The matrix $P$ is a stochastic matrix: it satisfies $\mathbf 1^{\mathsf T}P = \mathbf 1^{\mathsf T}$. (In other words, the total number of coins does not change after the operation described in the problem.)

There are a couple of different ways to think about the problem of distribution of coins more abstractly:

  1. Via Markov chains. A random walk on the graph in the problem, where from each vertex we choose a uniformly random neighbor to go to, is described by the same system of equations: if the probability distribution is $\mathbf x$ at one time step, it is $P\mathbf x$ at the next time step. The system $P\mathbf x = \mathbf x$ describes a stationary distribution of the Markov chain. With the condition that $\mathbf x$ is nonnegative and its components sum to $1$, when the graph is connected, there is a unique stationary distribution.
  2. Using the Perron–Frobenius theorem. (The matrix $P$ is nonnegative and irreducible, which once again comes back to the graph being connected.) The equation $\mathbf 1^{\mathsf T}P = \mathbf 1^{\mathsf T}$ tells us that $\mathbf 1$ is a left eigenvector with eigenvalue $1$ whose components are all positive, so $1$ is the Perron–Frobenius eigenvalue.

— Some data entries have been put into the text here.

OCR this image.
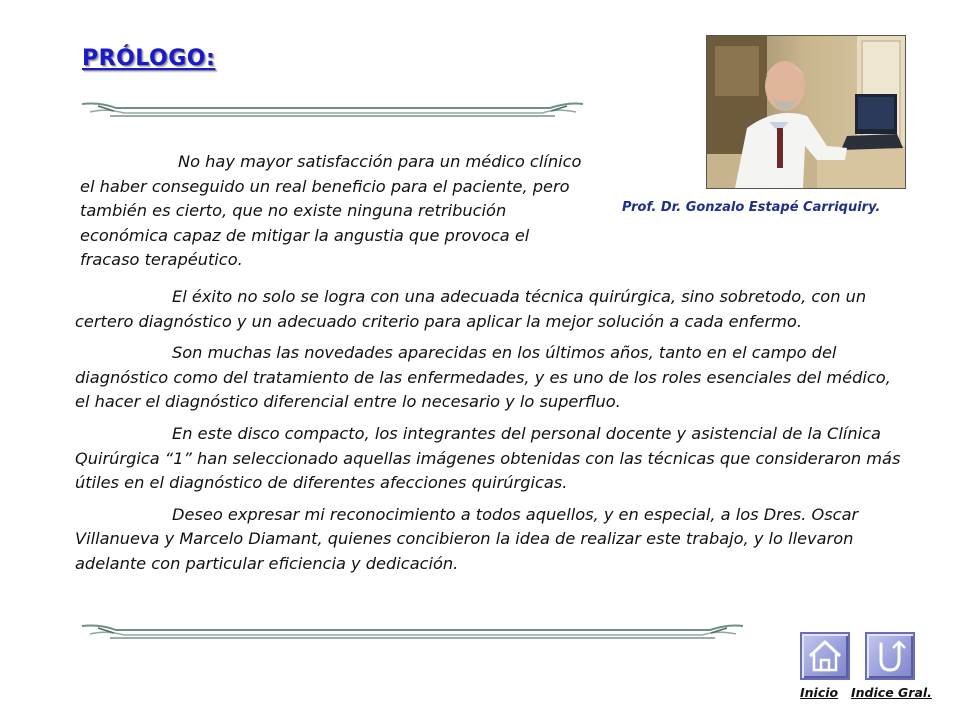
PRÓLOGO:

No hay mayor satisfacción para un médico clínico el haber conseguido un real beneficio para el paciente, pero también es cierto, que no existe ninguna retribución económica capaz de mitigar la angustia que provoca el fracaso terapéutico.

Prof. Dr. Gonzalo Estapé Carriquiry.

El éxito no solo se logra con una adecuada técnica quirúrgica, sino sobretodo, con un certero diagnóstico y un adecuado criterio para aplicar la mejor solución a cada enfermo.

Son muchas las novedades aparecidas en los últimos años, tanto en el campo del diagnóstico como del tratamiento de las enfermedades, y es uno de los roles esenciales del médico, el hacer el diagnóstico diferencial entre lo necesario y lo superfluo.

En este disco compacto, los integrantes del personal docente y asistencial de la Clínica Quirúrgica “1” han seleccionado aquellas imágenes obtenidas con las técnicas que consideraron más útiles en el diagnóstico de diferentes afecciones quirúrgicas.

Deseo expresar mi reconocimiento a todos aquellos, y en especial, a los Dres. Oscar Villanueva y Marcelo Diamant, quienes concibieron la idea de realizar este trabajo, y lo llevaron adelante con particular eficiencia y dedicación.

Inicio Indice Gral.
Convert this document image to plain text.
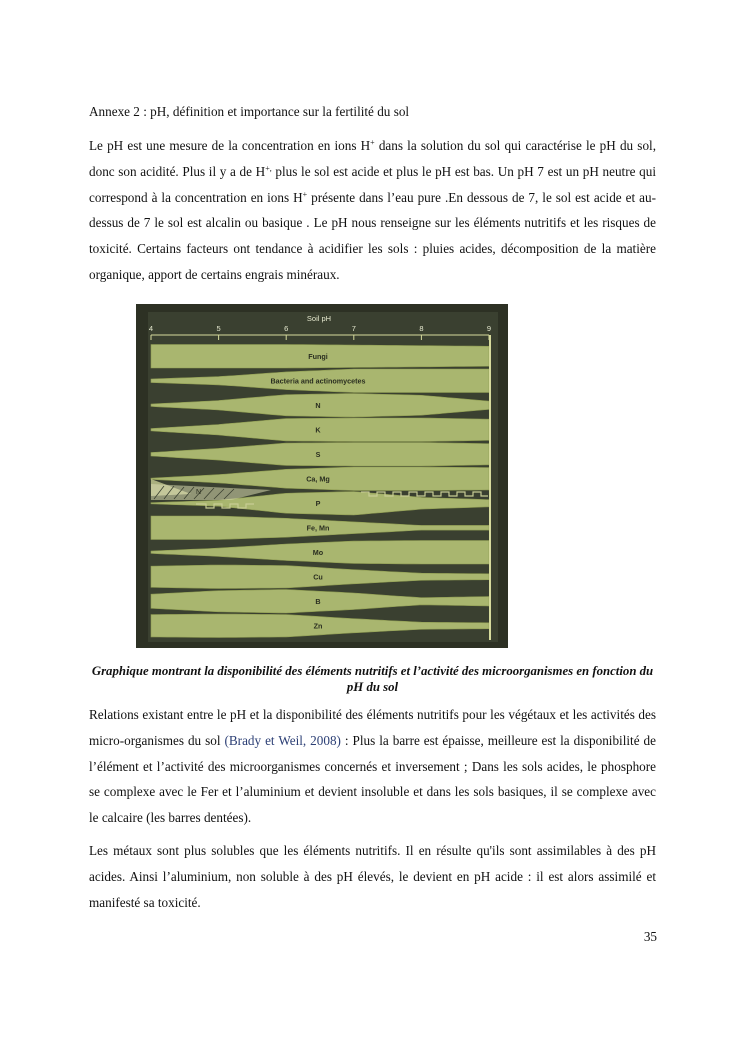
Annexe 2 : pH, définition et importance sur la fertilité du sol

Le pH est une mesure de la concentration en ions H+ dans la solution du sol qui caractérise le pH du sol, donc son acidité. Plus il y a de H+, plus le sol est acide et plus le pH est bas. Un pH 7 est un pH neutre qui correspond à la concentration en ions H+ présente dans l’eau pure .En dessous de 7, le sol est acide et au-dessus de 7 le sol est alcalin ou basique . Le pH nous renseigne sur les éléments nutritifs et les risques de toxicité. Certains facteurs ont tendance à acidifier les sols : pluies acides, décomposition de la matière organique, apport de certains engrais minéraux.

Soil pH
4	5	6	7	8	9
Fungi
Bacteria and actinomycetes
N
K
S
Ca, Mg
P
Fe, Mn
Mo
Cu
B
Zn
N
Graphique montrant la disponibilité des éléments nutritifs et l’activité des microorganismes en fonction du pH du sol

Relations existant entre le pH et la disponibilité des éléments nutritifs pour les végétaux et les activités des micro-organismes du sol (Brady et Weil, 2008) : Plus la barre est épaisse, meilleure est la disponibilité de l’élément et l’activité des microorganismes concernés et inversement ; Dans les sols acides, le phosphore se complexe avec le Fer et l’aluminium et devient insoluble et dans les sols basiques, il se complexe avec le calcaire (les barres dentées).

Les métaux sont plus solubles que les éléments nutritifs. Il en résulte qu'ils sont assimilables à des pH acides. Ainsi l’aluminium, non soluble à des pH élevés, le devient en pH acide : il est alors assimilé et manifesté sa toxicité.

35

Therefore there is a right eigenvector as well, satisfying $P\mathbf x = \mathbf x$, its components are also all positive, and it is unique up to scaling.

In either case, we conclude that there is a unique good distribution of coins. It is the one we already found. And the theory of random walks has a final trick to help us along in case we did not find it:

  • When we take an unbiased random walk on a graph (i.e. every neighbor is always equally likely) the stationary distribution is obtained by letting every component of $\mathbf x$ be proportional to the degree of the corresponding vertex.

That exactly tells us that the vertices of degree $5$ get $5k$ coins, the vertices of degree $4$ get $4k$ coins, and the vertices of degree $3$ get $3k$ coins.